We have arrived back in Columbus and have been back for a few weeks. Since then, Christmas and Hanukah came and went, we rang in 2009, and the first week of our winter quarter began. Things have been pretty busy for us all, but now that we are back in the swing, it is time to get down to work and start the next phase of this project. But first, here is a brief wrap-up of what went down during our trip:
Where we were:
We arrived in San Andres Itzapa (or "Itzapa," as it is most commonly referred to) on Saturday, Dec. 13th. There was a sign on the entrance to the town that let us know that our two-hour busride had gotten us to the home of the organization. Walking through town with our back-packs on, we kept receiving directions that Mayapedal was "up the hill." Being from glacier-dominated Ohio, the word "hill" means something different to us than highland Guatemalans, but I won't doddle on that. Itzapa (from the municipality Chimaltenango) is a small-town on the order of ~10,000 people that more or less runs in a line with Guate, Antigua, and Lago Atitlan. I can't say that in our ten-day stay I became fully acquainted with the entire town, but I really enjoyed all of the Itzapans that I got to know.
Where we lived:
The Mayapedal shop becomes both the workplace and home for its volunteers. We had the pleasure of sleeping on the roof of the shop, and some slept indoors on the second floor. The living space is fairly tight-packed with 12 volunteers, and the workshop is far too-crowded for twelve people to all be involved in wrenching at the same time (a more ideal number would be 3-6 people working in the shop with Carlos).
What we did:
+Visited bicimaquinas in the field and talked to the people that owned and operated them
+Helped Carlos build an order for a mini-bicibomba (a small water-pump)

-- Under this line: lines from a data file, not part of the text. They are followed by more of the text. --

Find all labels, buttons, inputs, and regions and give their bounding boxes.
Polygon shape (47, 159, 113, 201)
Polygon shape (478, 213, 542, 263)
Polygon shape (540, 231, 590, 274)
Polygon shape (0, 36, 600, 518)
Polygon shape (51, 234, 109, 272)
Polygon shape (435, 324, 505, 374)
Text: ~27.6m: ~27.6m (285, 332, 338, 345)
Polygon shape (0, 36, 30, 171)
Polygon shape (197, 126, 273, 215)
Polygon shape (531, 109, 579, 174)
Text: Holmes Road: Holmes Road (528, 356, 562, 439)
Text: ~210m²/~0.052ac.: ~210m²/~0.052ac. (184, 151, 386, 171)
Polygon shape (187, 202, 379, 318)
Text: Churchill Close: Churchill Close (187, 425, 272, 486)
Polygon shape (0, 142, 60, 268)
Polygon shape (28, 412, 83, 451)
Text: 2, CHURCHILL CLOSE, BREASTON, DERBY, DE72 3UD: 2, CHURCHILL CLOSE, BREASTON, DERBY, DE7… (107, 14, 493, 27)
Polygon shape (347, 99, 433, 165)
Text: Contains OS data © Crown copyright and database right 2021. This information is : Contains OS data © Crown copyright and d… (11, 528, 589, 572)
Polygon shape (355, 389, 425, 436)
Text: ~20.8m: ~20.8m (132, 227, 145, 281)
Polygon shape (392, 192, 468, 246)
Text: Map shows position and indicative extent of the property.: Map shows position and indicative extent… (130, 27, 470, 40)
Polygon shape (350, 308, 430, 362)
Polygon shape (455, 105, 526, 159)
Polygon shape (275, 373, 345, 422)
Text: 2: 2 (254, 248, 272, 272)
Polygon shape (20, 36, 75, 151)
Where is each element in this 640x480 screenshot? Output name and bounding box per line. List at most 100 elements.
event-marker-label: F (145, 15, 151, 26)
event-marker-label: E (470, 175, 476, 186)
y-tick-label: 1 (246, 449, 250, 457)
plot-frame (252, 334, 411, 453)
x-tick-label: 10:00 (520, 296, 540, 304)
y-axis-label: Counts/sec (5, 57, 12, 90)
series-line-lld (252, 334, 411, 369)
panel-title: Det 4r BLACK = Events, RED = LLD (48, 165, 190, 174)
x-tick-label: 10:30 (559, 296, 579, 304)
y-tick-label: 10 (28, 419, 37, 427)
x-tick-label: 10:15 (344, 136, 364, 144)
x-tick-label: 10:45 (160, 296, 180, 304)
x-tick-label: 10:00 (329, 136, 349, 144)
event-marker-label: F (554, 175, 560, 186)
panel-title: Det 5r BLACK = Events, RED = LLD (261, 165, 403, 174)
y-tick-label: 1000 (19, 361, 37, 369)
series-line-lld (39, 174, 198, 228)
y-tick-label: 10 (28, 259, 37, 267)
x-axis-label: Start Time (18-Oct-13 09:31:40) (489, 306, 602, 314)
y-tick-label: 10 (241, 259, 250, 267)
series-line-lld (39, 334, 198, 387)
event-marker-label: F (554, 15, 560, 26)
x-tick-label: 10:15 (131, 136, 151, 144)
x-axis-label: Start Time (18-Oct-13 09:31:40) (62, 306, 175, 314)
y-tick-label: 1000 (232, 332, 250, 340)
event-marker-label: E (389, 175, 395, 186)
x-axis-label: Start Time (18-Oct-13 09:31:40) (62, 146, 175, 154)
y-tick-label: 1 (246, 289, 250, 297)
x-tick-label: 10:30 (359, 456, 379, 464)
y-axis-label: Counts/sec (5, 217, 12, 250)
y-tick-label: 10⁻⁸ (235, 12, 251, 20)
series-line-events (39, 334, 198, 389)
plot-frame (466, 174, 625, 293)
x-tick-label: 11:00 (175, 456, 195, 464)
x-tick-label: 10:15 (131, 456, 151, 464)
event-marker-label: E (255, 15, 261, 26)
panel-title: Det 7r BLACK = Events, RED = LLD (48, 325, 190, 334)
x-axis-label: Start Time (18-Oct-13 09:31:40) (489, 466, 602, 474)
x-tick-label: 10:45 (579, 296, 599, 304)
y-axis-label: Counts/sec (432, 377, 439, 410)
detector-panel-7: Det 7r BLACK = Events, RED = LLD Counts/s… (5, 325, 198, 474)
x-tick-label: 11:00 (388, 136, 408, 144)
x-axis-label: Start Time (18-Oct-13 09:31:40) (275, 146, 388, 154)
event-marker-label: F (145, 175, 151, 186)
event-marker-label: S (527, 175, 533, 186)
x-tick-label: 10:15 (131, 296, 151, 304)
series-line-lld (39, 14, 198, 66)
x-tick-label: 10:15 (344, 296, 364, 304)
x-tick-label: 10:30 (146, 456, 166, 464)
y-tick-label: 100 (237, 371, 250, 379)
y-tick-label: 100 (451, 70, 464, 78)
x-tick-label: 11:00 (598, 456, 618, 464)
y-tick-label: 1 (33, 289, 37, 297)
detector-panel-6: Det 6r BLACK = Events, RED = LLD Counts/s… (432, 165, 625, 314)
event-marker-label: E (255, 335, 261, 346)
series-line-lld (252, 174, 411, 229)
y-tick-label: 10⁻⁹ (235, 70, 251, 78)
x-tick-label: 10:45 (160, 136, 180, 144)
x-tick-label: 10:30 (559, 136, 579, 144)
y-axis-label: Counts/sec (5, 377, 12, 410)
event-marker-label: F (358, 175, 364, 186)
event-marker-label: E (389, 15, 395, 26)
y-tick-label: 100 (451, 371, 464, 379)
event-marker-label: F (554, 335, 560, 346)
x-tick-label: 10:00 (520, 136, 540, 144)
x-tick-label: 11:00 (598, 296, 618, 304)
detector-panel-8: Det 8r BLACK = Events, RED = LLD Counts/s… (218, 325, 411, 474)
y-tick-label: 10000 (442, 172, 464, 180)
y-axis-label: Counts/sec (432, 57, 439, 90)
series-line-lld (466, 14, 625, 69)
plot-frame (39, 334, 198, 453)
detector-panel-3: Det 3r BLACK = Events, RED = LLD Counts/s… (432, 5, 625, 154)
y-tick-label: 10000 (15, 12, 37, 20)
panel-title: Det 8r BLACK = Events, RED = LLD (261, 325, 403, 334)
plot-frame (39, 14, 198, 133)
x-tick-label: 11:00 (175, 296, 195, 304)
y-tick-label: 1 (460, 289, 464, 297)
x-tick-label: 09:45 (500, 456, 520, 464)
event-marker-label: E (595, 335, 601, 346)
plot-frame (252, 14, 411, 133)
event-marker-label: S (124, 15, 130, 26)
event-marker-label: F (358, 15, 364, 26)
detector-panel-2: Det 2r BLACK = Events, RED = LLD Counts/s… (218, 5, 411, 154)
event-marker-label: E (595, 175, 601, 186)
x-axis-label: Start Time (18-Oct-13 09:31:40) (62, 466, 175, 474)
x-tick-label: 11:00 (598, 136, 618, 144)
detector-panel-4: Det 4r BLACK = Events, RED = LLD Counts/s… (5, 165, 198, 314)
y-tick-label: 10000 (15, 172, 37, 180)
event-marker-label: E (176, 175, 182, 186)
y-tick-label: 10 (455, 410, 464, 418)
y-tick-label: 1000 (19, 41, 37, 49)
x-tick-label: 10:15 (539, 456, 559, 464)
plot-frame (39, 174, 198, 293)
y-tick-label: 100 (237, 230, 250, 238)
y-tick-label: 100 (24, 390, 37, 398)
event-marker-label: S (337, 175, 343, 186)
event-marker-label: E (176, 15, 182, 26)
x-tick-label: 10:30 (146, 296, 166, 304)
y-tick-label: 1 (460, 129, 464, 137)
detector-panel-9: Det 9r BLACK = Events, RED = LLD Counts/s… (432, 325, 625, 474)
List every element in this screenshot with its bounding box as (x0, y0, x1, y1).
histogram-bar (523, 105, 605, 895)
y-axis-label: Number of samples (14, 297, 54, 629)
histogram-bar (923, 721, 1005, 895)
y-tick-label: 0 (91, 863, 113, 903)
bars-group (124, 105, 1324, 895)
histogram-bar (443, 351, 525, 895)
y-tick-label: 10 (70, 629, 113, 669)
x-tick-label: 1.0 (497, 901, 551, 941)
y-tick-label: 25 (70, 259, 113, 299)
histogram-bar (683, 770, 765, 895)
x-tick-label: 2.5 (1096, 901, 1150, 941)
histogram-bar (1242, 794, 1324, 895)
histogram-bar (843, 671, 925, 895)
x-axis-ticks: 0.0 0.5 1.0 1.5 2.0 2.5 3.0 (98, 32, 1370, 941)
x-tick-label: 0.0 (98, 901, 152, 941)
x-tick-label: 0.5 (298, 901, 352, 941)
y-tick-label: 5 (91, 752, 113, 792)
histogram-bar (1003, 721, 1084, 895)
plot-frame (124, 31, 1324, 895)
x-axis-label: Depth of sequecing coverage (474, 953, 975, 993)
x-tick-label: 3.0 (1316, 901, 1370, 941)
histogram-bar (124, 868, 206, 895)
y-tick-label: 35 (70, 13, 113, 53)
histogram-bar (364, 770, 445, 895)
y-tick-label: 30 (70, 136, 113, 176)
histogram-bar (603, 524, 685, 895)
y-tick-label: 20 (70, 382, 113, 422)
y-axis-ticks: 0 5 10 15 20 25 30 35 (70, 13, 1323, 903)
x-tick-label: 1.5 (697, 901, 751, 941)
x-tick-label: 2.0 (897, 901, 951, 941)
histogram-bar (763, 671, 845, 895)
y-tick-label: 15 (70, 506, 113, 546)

+Designed and built the mechanical and mounting devices for a mobile generator (an electricity-generating set-up that would create and store electricity during a normal bicycle ride)
+Organized and led a free bike-repair workshop (this idea was experimental and had not been done before at Mayapedal. Carlos and Johanna thought the idea could be really cool, so we tested it out. The feedback was great--a lot of people showed up and a number of Itzapa bikes left in much better riding condition than before!)
(Oh, we also were able to visit the colonial town (and old capital of Guatemala) Antigua and climbed a volcano (Volcan Pacaya, and yes, Joe almost fell into the lava). Those aren't so much Adventures in Service-Engineering, just Adventures in Tourism, so I won't detail those here.)
So, what is the plan for the upcoming quarter??? Good question! There is a lot that the team wants to accomplish:
+Fully document our trip in a complete, but non-traditional way. This blog and the accompanying website are the beginnings of that.
+Digitize all bike machine plans (both pictures and CAD drawings) for easy access and replicability.
+Design more bike machines with the help of Carlos for use in Guatemala, and design bike machines geared (pun intended) towards sustainable-use in Columbus.
+Get our shop-space ready to go for Columbus' own centro de bicitecnologia (Center for Bicycle Technology).
+Expand the people involved in the project (both within and outside of students at Ohio State).